Panos Karan (born 1982[1][2]) is a British[3][4] classical pianist,[5] conductor[6] and composer[7] of Greek origin.[8] He was born in Crete,[1][9] and grew up in Athens,[2] where he graduated from the American College of Greece.[10] He studied piano at the Royal Academy of Music as a student of Sulamita Aronovsky.[11] He made his professional debut performance at the Southbank Centre at age 19.[12][13]
St Martin-in-the-Fields on 15 April 2004;[14]
Hermitage Theatre on 17 January 2008;[15]
Konzerthaus, Vienna on 6 May 2011;[16]
Weill Recital Hall at Carnegie Hall on 19 May 2007,[17] 9 June 2009,11 October 2011[18] and 8 June 2018;[19][20]
Athens Concert Hall on 14 January 2011[21] and 26 June 2013;[22]
Tokyo Oji Hall on 16 March 2014;[23]
Queen Elizabeth Hall on 2 April 2014[24][3] and 1 April 2019;[25]
Teatro Nacional Sucre on 13 December 2012[26][27] and 29 April 2015;[28]
Blue Rose Hall at Suntory Hall on 14 March 2014,[29] 3 August 2015[30][31] and 23 June 2018;[32]
St John's, Smith Square in November 2008[33] and 1 June 2015;[34][35]
Tokyo Opera City on 20 August 2015;[36]
Symphony Hall, Boston on 3 April 2016;[37][38]
Cadogan Hall on 11 June 2018;[39]
Suntory Hall on 6 August 2018;[40]
Sydney Opera House on 3 February 2020.[41]
Karan's composition Surupanga was premiered at St.John's, Smiths Square, London on 1 June 2015.[42]
Karan has recorded Rachmaninov Piano Concerto No. 3 with Toby Purser, conductor, and the Orion Symphony Orchestra.[43][44]
In 2018 he recorded the 24 Chopin Études in live concert at London's Cadogan Hall.[45]
Karan was laureate at the 2004 "José Iturbi" International Piano Competition in Valencia, Spain.[17][46]
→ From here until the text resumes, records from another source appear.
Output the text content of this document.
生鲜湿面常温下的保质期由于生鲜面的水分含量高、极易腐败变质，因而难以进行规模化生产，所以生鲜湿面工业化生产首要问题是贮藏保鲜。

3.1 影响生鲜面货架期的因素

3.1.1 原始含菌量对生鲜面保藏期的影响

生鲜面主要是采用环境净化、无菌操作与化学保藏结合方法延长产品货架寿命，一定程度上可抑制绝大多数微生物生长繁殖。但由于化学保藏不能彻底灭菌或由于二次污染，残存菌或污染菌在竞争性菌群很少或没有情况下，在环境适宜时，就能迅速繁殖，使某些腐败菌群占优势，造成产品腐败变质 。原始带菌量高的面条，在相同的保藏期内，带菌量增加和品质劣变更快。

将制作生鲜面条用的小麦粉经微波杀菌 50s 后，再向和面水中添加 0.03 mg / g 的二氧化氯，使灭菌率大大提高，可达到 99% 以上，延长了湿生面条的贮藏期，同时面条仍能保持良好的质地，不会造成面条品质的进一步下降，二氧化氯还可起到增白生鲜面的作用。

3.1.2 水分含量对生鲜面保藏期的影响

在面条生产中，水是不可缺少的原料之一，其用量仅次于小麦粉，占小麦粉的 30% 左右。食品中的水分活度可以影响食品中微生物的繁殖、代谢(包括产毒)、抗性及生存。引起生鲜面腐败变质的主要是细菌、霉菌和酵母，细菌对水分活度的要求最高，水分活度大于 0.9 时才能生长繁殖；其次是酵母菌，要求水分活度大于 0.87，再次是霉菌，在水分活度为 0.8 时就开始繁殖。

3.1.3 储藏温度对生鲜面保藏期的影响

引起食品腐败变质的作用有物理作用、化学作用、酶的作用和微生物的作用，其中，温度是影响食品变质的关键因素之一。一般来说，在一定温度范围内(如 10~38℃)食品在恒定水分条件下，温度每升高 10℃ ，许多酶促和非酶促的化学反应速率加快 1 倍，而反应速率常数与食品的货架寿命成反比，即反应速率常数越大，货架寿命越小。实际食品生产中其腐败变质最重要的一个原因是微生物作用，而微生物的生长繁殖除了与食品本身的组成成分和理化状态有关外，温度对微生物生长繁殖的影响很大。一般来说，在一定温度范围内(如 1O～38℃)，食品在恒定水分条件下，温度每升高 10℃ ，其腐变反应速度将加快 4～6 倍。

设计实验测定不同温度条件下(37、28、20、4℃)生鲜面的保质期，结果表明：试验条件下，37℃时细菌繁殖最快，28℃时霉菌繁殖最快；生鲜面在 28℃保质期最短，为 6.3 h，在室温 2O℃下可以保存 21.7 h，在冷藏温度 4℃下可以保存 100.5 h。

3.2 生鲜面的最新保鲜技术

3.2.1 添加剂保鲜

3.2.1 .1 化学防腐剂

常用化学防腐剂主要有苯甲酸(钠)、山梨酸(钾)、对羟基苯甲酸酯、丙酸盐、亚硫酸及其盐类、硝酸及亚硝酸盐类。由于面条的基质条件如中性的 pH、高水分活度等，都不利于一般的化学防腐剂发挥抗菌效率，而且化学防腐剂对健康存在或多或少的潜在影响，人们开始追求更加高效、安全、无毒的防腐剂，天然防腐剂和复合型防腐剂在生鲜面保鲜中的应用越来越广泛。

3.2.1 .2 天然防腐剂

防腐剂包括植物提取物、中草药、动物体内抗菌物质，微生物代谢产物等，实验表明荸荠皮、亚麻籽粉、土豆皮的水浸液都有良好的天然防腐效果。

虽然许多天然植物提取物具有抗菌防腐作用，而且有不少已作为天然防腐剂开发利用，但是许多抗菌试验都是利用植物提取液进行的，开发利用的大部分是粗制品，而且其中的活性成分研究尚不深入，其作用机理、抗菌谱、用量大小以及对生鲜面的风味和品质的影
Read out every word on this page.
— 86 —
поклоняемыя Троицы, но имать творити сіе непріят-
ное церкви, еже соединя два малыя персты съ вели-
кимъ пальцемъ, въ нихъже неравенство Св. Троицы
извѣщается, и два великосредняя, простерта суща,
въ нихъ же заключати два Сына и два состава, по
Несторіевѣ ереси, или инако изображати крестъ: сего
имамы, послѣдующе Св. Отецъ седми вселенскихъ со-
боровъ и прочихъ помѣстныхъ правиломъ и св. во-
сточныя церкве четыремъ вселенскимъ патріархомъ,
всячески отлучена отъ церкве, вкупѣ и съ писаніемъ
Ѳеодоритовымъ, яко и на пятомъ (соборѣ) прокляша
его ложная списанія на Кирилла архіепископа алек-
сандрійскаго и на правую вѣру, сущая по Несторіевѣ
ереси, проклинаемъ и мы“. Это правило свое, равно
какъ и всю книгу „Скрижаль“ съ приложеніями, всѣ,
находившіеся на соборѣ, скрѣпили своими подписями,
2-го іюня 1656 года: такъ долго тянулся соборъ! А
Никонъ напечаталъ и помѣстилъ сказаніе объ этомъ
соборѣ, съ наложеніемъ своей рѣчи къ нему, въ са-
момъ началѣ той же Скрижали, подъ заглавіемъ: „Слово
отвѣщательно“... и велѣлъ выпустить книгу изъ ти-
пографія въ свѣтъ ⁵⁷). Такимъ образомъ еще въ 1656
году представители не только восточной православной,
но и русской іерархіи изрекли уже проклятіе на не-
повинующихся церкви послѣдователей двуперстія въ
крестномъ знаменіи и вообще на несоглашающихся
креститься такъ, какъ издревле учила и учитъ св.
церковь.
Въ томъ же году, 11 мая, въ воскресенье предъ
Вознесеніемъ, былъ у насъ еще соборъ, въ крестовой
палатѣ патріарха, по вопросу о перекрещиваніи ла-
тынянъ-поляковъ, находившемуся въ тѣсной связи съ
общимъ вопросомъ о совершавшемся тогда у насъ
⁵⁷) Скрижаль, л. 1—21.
In 2011, he founded charity organisation Keys of Change,[5][47] with the motto "Can music change the world? We believe it can", an organisation aiming to use music as a tool to improve to improve and empower the lives of young people around the world.[12][48][49] With Κeys of Change he has completed musical projects in the Amazon,[50][51] Sierra Leone,[52] Uganda,[53] India,[53] Serbia[54] and Japan.[47]
In 2012, with the support of Keys of Change, he founded the Fukushima Youth Sinfoinetta, an orchestra made up of young musicians that came together in the wake of the 2011 disaster.[55] In April 2014 and 2019 he performed with the Fukushima Youth Sinfoinetta at the Queen Elizabeth Hall, London,[56] in August 2015 at the Tokyo Opera City[56] and in April 2016 at Symphony Hall, Boston.[57]
He has helped create the Kolkata Youth Orchestra[58] and the Accra Youth Sinfonietta.[59]